Musée National du Château de Versailles

Dans la toute première moitié du XVIIIe siècle apparaissent dans l’habillement féminin des manteaux courts en velours ou en satin, doublés d’hermine ou de toute autre fourrure, devenue à la mode pour cause de l’usage qu’en faisait la reine.
Marie Leszczynska était très frileuse et redoutait des courants d’air glacial qui balayaient le château de Versailles pendant l’hiver. 

La robe volante a subi des modifications au niveau de la taille et du buste à partir des années 1730-1740. 
La poitrine a été mise davantage en valeur, les hanches sont restées volumineuses grâce à un panier ovale et très large, pouvant aller jusqu’à quatre mètres. 
La taille se montrait fine dans un corsage ouvert et ajusté sur le devant, l’ouverture dissimulée par une pièce d’estomac triangulaire et ornée.

Pièce d’estomac 1730-39,  fashionhistory.fitnyc.edu

L’ouverture du manteau et la partie visible de la jupe portaient une riche ornementation de bouillonnés et de volants. Sur les manches “en pagode” on fixait des ruchers en dentelle ou des engageantes amovibles. Autour du cou s’enroulait une ruche de la même étoffe. 
Cette robe dite “à la française”, a eu rapidement du succès et a été, avec peu de modifications, la robe de Cour en France jusqu’à la Révolution.

Les souliers avaient un talon haut, incliné vers l’avant, en cuir blanc pour les tenues courantes, et en soie brodée pour paraître à la Cour. 

Talon Louis XV 1760-65, Musée d’Art du comté de Los Angeles

La reine Marie Leszczynska porte une robe à la française. Les manches sont en ruchers de dentelle, la pièce d’estomac au milieu du corsage, la jupe montée sur un panier de grande largeur. Portrait de Carle van Loo, 1747. Musée National du Château de Versailles

A la fin du règne de Louis XV, la mode était à l’esprit champêtre qui s’engouffrait petit à petit dans les palais aristocratiques.
Les promenades dans les jardins et à la campagne ont imposé de nouvelles tenues, plus légères. C’était le début de la mode dite à l’anglaise.
Pour pouvoir bouger et marcher dans la nature, on a assoupli le corset et on a diminué le panier.
 La petite traîne de la jupe était montée sur de petits plis à la taille, soutenue par une tournure matelassée, appelée “le cul de Paris”.  
On donna à cette nouvelle tenue le nom de “robe de jardin” ou de “corps à l’anglaise”.

La mode masculine

La mode masculine subit des modifications, elle aussi, à partir de 1715.
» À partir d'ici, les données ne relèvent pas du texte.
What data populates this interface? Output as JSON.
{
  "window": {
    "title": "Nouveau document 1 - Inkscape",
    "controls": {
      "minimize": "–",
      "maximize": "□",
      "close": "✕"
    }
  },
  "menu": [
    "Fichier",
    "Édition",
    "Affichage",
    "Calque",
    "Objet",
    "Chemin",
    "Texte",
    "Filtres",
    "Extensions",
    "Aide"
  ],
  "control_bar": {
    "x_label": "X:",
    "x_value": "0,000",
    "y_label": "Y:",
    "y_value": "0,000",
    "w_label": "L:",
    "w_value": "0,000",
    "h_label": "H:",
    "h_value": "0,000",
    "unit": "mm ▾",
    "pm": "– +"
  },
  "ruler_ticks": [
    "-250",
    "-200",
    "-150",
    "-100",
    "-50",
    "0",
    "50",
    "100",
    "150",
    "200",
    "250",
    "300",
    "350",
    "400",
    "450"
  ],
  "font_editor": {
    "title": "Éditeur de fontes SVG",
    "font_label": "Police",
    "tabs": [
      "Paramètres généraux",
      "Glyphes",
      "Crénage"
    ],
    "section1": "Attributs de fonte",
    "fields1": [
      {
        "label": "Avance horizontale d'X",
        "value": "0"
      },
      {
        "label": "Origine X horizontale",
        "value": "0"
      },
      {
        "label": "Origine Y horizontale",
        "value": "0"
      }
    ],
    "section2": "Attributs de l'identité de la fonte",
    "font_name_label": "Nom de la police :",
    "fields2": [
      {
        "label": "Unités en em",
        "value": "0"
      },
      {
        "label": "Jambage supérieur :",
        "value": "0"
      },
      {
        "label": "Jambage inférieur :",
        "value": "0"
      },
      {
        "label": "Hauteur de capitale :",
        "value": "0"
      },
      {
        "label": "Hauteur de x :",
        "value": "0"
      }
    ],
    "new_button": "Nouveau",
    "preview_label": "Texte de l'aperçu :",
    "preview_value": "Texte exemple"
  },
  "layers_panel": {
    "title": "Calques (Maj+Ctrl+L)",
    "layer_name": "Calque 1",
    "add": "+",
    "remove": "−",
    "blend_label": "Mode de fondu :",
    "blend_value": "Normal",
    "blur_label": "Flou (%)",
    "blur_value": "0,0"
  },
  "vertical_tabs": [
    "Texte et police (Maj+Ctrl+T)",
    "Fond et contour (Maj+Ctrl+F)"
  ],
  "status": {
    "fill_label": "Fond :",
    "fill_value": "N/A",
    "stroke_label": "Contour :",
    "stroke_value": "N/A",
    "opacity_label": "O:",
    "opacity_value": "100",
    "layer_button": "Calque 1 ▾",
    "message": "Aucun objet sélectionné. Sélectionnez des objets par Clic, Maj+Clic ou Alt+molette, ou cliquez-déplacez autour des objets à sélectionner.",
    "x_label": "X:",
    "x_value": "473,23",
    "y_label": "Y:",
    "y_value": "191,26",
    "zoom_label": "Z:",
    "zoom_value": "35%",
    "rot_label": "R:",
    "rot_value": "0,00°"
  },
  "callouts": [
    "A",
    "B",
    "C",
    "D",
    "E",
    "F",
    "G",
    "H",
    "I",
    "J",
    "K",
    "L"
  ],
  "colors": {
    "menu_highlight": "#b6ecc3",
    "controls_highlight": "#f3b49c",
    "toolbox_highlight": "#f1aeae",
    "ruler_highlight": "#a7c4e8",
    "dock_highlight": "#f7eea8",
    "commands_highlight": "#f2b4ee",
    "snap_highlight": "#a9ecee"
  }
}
Sous la Régence, les basques du justaucorps (sorte de manteau), s’élargissent à l’aide de multiples plis lui donnant une forme de jupon. Les manches ont de grands parements ouverts, arrondis ou droits.
Le gilet, porté sous le justaucorps, a presque la même longueur.
La culotte descend sous le genou, fermée avec les mêmes boutons que ceux du manteau. Les bas montent au-dessus des genoux, roulés et attachés par une jarretière.
Cette tenue figure sur le portrait du dauphin Louis-Ferdinand, fils aîné de Louis XV, peint aux alentours de 1738 par Louis Tocqué.
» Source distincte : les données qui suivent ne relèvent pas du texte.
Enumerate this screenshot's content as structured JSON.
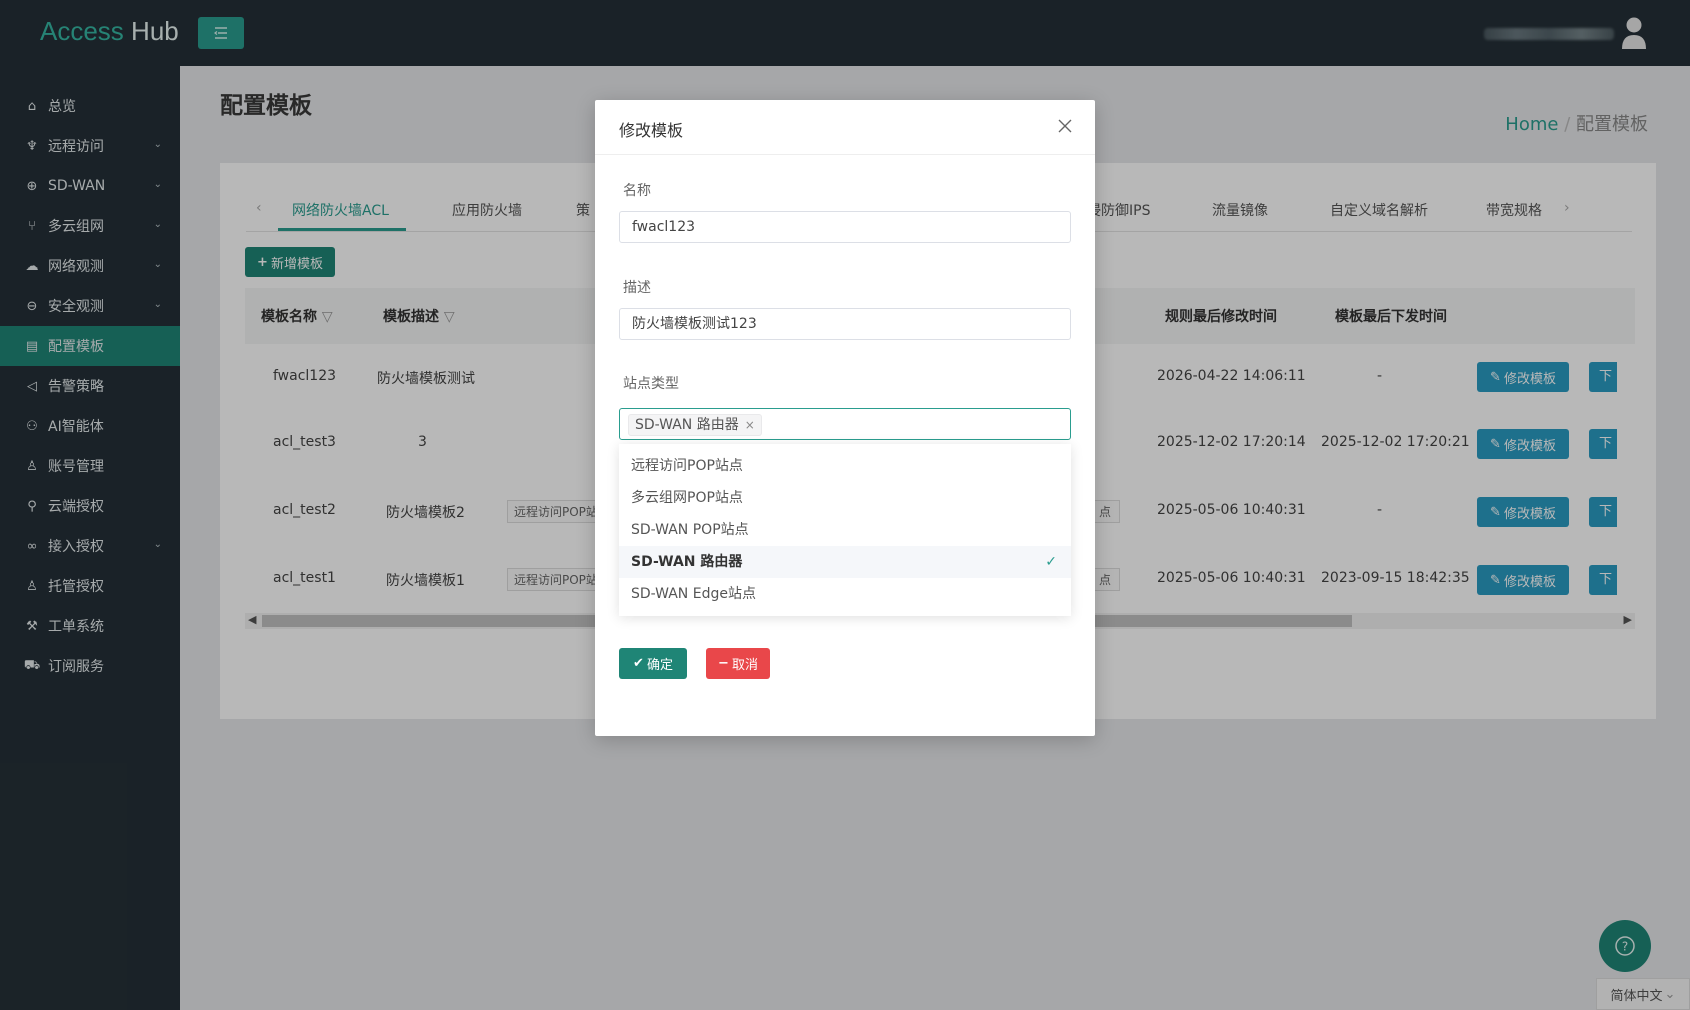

Le dauphin Louis-Ferdinand par Louis Tocqué, vers 1740, Musée national du Château de Versailles

Vers 1750, le justaucorps a pris l’allure d’une veste portée par-dessus un gilet qui a raccourci. 
La culotte gardait la même longueur en couvrant par contre le haut des bas.
La veste taillée dans du brocart était très ajustée à la taille, évasée vers le bas. Ses pans étaient moins amples, s’écartant en lignes courbes jusqu’aux genoux pour laisser la place à l’épée. 
Ils découvraient un gilet brodé en soie s’arrêtant devant la cuisse.
Une chemise blanche aux manches longues et larges était pourvue à l’encolure d’un jabot en dentelle blanche, porté au-dessus du gilet. 
Le cou était recouvert par un col en mousseline plissée. Rien que pour cet accessoire a été créée à la Cour une charge de “porte-cravate”, dont le titulaire devait mettre et ôter le col de Sa Majesté le Roi.
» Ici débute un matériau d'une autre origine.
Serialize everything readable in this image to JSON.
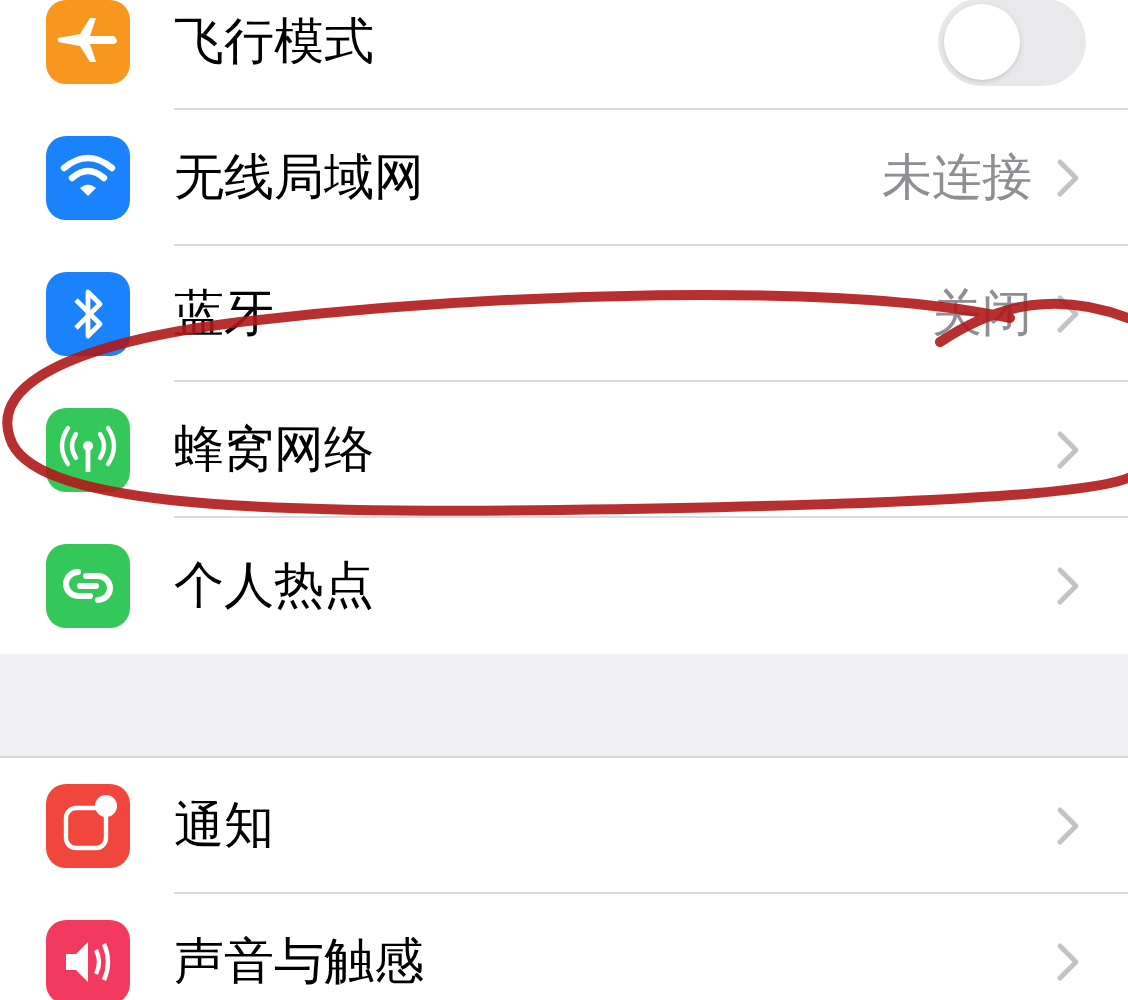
{
  "groups": [
    {
      "rows": [
        {
          "label": "飞行模式",
          "kind": "toggle",
          "on": false,
          "color": "#f7971e"
        },
        {
          "label": "无线局域网",
          "kind": "link",
          "value": "未连接",
          "color": "#1a82fb"
        },
        {
          "label": "蓝牙",
          "kind": "link",
          "value": "关闭",
          "color": "#1a82fb"
        },
        {
          "label": "蜂窝网络",
          "kind": "link",
          "color": "#34c759"
        },
        {
          "label": "个人热点",
          "kind": "link",
          "color": "#34c759"
        }
      ]
    },
    {
      "rows": [
        {
          "label": "通知",
          "kind": "link",
          "color": "#f0463c"
        },
        {
          "label": "声音与触感",
          "kind": "link",
          "color": "#f23a5e"
        }
      ]
    }
  ],
  "annotation": {
    "kind": "circle"
  }
}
Louis XV, pastel de Maurice Quentin de la Tour, 1748, Musée du Louvre

Une paire de souliers noirs à petit talon, ornés d’une boucle en métal et paillettes, complétait l’habillement masculin. 

Boucles de chaussures XVIIIe, coll. Albert & Victoria Museum

Habit à la française, Palais Galliéra, Musée de la mode de la Ville de Paris

On donna à cette nouvelle mode le nom d’habit à la française.

L’habillement dans les classes moyennes et le monde du travail

La manière de s’habiller était quasiment la même dans tous les milieux sociaux.

Les femmes portaient un corset par-dessus une chemise blanche, un jupon sous une jupe sans panier, protégée par un tablier. 
Un fichu blanc cachait le cou et une partie du décolleté. 
Un manteau ou une cape avec capuche étaient portés par temps froid.
Les souliers fermés avaient un petit talon-bobine. A la maison on mettait souvent des mules. Les sabots étaient utilisés surtout par les paysannes. 

Toutes sortes de bonnets recouvraient la tête toute entière des femmes âgées et des femmes mariées ; de petits bonnets à volants ou bordés de dentelle étaient portés par les jeunes filles.
Comme dans les hautes sphères, les hommes étaient vêtus d’une chemise claire, d’un gilet et d’un manteau ou d’une grosse veste avec des poches. 
Une culotte s’arrêtant au genou et des bas retenus par une jarretière complétaient l’ensemble.

Les souliers étaient plus grossiers, mais ornés d’une boucle dans les milieux bourgeois. Des sabots chez les paysans.
La tête était nue, parfois recouverte d’un grand chapeau pour se protéger du soleil. 
La chevelure, souvent longue, était attachée dans le cou. 

Le port du tricorne9 était répandu surtout chez les bourgeois, quelquefois tout de même auprès des paysans riches.

Ce qui différait d’avec le milieu aristocratique, c’étaient les étoffes : plus grossières et plus rudimentaires. 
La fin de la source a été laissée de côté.